La gente crede che abbia guadagnato i miliardi, ma non è così. Io, a differenza degli altri, son stata la meno furba di tutti avendo rifiutato tutte le sagre e feste di piazza in circolazione. Le serate nei locali non le gestivo io e, sicuramente, mi avranno fregato alla grande. Ai tempi vinsi duecentocinquanta milioni delle vecchie lire che, con l’anno nuovo e l’arrivo dell’euro, son diventati la metà. Qualcuno mi chiede, ogni tanto, il motivo per il quale non abbia aperto qualcosa di mio, ma in Italia, con tutte le tasse che ci sono, è impensabile.

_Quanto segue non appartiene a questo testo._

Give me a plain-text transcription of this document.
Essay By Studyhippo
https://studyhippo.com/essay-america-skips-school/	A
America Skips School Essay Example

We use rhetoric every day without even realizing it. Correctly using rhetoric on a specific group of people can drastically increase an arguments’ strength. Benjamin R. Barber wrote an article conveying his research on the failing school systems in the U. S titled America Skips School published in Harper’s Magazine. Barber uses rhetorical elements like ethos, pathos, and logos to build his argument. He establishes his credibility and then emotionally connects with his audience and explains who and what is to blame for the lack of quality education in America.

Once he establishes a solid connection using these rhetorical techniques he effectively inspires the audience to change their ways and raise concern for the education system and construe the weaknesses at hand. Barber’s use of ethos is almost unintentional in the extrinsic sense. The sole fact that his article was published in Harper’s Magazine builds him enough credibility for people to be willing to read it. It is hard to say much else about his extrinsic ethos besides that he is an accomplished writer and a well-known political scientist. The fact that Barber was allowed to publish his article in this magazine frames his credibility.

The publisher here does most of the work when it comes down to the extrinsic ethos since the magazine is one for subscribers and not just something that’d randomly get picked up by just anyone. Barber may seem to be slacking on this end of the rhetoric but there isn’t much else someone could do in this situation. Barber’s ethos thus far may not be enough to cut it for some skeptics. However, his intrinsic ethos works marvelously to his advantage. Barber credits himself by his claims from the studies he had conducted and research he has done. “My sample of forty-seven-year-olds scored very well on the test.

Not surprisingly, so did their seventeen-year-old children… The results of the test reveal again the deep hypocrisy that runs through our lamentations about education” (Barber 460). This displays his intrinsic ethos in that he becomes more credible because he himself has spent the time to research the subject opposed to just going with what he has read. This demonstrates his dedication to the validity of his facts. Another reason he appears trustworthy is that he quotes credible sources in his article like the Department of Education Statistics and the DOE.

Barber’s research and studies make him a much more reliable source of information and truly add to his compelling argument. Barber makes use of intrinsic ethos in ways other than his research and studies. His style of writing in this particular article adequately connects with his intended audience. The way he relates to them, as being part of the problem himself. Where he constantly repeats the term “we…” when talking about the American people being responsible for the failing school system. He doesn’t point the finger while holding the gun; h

Marina La Rosa, in un’intervista al sottoscritto, disse: “Tutti erano pazzi di me, ma mai nessuno si chiedeva chi diavolo fosse quella ragazzina lì”. Potresti tranquillamente affermarlo anche tu?

La gente, a distanza di anni, ha ancora la presunzione di conoscermi perfettamente. C’è ancora gente che crede di sapere come son fatta io, solo perché sono stata per cento giorni, h24, davanti le telecamere. Diciamo che di me nessuno si chiedeva chi fossi, perché credeva già di saperlo, ecco. 

E chi era, invece, Cristina Plevani?

Quella che è oggi, con la differenza che oggi sono più consapevole di quella che sono.